Sunset Boulevard, Los Angeles. Trois heures du matin. Une silhouette se dessinait sous les néons, se promenant sur cette célèbre avenue californienne, bien décidée à se transformer en flamme humaine pour partager un peu de sa chaleur. Enchaînant les arrêts devant les bars et les strip-clubs, cette ombre délicieusement féminine, ondulant dans le demi-jour offert par quelques sérieux réverbères à la manière d’une vipère en quête d’une proie, déambulait sous les yeux ébahis des nombreux passants. Divine créature à la crinière d’un bleu vif, elle ne laissait personne indifférent. Gracieuse et élancée, cette nymphe n’était en aucun cas frivole. Peu importe la situation, c’était elle la cheffe d’orchestre, sachant réellement ce qu’elle voulait faire de sa vie et de son corps. Electrique était son caractère. Elle était une meneuse de revue à la sauce rock’n’roll. Son regard, profond et intensivement vert, ne laissait aucun doute quant à ses intentions paradoxalement hostiles et peu farouches.

Tel un diamant brut, brillant et précieux, elle se dirigea d’un pas décidé vers le lieu cible qu’elle avait choisi bien avant sa sortie nocturne. Talons aiguille et petite robe noire, smoky eye profond sur les paupières, bouche pulpeuse et glossy, elle marcha d’un pas rapide très assuré jusqu’au bout, non pas de la nuit tel une démone de minuit, mais du boulevard et stoppa net devant une bijouterie renommée, que les stars dévalisaient régulièrement en vue d’éblouir tout le gratin, non pas dauphinois, quoique, mais nord-américain, au sein duquel, une féroce concurrence faisait rage, narcissisme oblige. Elle n’y rentra pas, n’ayant aucune besoin d’en mettre plein la vue, possédant déjà tous les atouts nécessaires pour captiver le regard des quidams qui la croisaient. Ce qu’elle vit lui permettrait d’arriver plus vite à son rendez-vous. Elle ouvrit la portière, grimpa dans la limousine scintillante de propreté et fît son numéro de charme au chauffeur pour que, à l’insu de son plein gré, et sans contrôle anti-dopage, il la conduise tout droit vers les quartiers chics de la cité aux milles étoiles. Tandis que le malheureux propriétaire, qui n’était autre que l’excentrique Axl Rose, aperçut la scène, se jeta hors de la boutique et gesticula comme un pantin, toutes bagouzes aux doigts et son truc en plumes synthétiques sur les épaules, tout en s’égosillant à pleins poumons ou, plus précisément, à pleine panse.

C’est ainsi que la berline luxueuse se rendit sur les hauteurs de L.A., entre Bel Air et Pacific Palisades, et s’arrêta sur commande devant un énorme portail en fer forgé, entouré de haies gigantesques, qui dissimulait un immense jardin à l’italienne, avec d’antiques poteries déposées un peu partout, dont certaines d’où jaillissaient de maigres cascades d’eau.

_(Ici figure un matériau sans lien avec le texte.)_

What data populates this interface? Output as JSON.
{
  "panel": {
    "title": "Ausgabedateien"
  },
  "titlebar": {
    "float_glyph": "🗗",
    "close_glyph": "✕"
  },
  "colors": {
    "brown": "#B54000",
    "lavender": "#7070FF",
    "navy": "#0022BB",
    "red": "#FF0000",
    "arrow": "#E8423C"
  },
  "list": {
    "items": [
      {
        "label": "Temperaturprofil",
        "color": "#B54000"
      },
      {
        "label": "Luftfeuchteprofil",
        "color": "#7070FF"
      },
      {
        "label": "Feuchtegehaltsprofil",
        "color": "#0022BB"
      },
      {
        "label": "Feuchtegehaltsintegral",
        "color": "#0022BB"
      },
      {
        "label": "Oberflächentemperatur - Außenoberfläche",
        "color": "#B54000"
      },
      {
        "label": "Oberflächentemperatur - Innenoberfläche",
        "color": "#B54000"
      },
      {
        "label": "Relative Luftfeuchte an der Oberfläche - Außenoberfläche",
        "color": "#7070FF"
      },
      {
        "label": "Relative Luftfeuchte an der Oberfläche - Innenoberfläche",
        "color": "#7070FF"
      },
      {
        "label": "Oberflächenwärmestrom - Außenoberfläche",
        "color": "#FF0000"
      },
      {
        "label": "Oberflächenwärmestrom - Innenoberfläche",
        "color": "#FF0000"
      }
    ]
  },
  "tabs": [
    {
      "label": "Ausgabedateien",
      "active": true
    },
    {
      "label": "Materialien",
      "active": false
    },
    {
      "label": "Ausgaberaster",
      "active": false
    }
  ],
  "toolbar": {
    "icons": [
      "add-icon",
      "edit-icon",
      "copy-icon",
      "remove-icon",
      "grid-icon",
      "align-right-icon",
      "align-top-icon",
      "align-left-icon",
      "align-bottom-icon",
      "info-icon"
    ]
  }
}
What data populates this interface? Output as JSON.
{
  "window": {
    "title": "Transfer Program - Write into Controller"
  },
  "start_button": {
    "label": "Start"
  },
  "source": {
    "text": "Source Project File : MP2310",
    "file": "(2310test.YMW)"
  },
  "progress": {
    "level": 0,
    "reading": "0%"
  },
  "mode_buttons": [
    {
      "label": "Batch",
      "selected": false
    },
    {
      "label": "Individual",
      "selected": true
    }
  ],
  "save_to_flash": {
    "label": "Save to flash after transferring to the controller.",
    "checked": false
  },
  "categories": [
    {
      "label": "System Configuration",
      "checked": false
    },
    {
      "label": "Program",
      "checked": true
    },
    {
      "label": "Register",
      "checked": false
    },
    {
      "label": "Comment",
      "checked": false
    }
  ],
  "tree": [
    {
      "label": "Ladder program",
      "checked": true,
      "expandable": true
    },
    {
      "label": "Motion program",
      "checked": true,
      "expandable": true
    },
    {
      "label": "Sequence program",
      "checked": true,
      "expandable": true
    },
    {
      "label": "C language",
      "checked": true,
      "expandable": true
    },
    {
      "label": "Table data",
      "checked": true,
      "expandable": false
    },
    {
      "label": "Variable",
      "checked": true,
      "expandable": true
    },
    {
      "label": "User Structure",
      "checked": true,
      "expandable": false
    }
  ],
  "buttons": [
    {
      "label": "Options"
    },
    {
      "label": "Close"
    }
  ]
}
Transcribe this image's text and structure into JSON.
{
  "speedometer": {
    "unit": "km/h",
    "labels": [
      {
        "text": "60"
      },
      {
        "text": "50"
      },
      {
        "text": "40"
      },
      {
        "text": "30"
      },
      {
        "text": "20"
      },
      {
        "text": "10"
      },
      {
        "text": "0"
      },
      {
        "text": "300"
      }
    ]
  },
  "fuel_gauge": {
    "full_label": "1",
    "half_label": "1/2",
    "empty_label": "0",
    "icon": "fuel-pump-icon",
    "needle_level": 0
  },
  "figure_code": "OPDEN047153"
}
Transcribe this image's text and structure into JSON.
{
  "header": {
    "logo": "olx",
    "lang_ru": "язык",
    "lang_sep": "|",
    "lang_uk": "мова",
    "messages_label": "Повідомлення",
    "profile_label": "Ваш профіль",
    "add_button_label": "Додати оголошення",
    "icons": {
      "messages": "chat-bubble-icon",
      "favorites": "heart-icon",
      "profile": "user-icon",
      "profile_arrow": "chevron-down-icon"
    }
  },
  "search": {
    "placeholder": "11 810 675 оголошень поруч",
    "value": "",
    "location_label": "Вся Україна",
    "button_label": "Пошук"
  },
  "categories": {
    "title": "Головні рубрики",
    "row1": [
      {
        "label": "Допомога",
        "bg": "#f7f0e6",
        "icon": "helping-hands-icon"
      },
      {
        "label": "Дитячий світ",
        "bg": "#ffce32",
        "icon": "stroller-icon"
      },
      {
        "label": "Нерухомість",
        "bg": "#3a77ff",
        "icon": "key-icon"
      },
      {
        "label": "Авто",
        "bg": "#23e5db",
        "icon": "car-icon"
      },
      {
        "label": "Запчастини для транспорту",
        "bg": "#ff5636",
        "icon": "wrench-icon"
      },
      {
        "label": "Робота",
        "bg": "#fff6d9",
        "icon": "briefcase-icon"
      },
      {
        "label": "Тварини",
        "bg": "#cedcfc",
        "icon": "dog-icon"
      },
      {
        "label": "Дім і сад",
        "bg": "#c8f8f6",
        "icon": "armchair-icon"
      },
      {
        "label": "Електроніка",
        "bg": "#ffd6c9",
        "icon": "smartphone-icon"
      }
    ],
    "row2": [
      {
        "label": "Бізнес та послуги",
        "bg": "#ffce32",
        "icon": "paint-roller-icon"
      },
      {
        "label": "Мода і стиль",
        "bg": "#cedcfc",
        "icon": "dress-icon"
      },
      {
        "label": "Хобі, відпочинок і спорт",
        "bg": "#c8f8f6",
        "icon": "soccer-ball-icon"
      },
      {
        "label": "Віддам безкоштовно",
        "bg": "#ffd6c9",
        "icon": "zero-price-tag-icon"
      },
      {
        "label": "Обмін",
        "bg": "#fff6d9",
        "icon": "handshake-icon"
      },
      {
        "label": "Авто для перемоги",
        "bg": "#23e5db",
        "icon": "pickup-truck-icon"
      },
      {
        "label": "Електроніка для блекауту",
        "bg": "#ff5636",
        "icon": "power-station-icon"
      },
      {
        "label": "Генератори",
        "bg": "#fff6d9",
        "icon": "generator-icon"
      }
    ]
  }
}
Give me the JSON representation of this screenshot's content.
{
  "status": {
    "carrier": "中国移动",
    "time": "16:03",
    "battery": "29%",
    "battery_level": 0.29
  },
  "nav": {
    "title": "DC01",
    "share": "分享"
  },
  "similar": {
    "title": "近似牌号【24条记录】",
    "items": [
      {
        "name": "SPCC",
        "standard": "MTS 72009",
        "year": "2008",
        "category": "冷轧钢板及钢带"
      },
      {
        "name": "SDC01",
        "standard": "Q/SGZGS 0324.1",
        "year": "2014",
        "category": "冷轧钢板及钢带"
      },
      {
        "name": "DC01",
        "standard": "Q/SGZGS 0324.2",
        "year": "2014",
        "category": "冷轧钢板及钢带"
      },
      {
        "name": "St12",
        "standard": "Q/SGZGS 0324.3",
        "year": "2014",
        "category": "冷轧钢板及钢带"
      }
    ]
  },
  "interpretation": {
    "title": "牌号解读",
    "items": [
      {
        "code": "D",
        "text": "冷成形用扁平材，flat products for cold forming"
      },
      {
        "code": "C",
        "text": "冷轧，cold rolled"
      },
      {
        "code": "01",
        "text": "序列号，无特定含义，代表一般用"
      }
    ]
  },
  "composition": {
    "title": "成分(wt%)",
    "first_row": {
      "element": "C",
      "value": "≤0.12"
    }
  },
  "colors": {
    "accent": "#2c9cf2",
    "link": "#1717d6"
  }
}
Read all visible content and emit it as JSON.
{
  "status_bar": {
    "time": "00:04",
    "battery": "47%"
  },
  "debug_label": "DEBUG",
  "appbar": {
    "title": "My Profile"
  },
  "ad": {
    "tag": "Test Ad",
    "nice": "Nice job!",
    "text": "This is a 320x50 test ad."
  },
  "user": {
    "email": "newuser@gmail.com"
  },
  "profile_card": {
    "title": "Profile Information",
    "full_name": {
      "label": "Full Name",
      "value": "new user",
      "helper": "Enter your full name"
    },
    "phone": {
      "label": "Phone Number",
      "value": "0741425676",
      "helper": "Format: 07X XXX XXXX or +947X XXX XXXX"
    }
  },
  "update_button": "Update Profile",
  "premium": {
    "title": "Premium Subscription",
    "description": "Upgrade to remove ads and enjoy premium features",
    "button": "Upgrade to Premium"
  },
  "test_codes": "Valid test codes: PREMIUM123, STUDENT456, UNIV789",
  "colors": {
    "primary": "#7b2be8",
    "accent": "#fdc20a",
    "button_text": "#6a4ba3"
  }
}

La bleuquine sortit du véhicule, remercia l’aimable pilote, traversa le pavement et tâta délicatement le bouton sur l’interphone, tout en s’interrogeant, comme Bruce Dickinson, sur ce qu’allait faire de sa vie cet insignifiant bitoniau. Après tout, sa carrière allait se jouer dans les minutes suivantes. Une voix rauque de marâtre s’extirpa en grésillant de l’appareil et la somma de lui donner son identité. La sublime créature la déclina poliment et, juste après un fort crissement, le portail finit par s’ouvrir et autorisa la demoiselle à s’introduire dans cet hâvre de paix qui fût, à vrai dire, une maison de retraite pour célébrités obsolètes qui coûtait un pognon de dingue à ces dernières, mais, que voulez-vous, il leur fallait bien dépenser sans compter, tout grippe-sous qu’ils étaient à une époque pas forcément révolue.

La sosie de Minerva McGonagall prit le temps de descendre serrer la patte à la miss Univers qui lui faisait face, non sans une pointe de jalousie quant à l’apparence de la divine apparition, et la mena derrière le manoir de type toscan où de splendides et fiers cyprès se dressaient autour d’une cour en grès napolitain de couleur claire, magnifiée par une piscine-jacuzzi à niveaux, décorée de jolis galets polis et d’une végétation méditerranéenne adaptée.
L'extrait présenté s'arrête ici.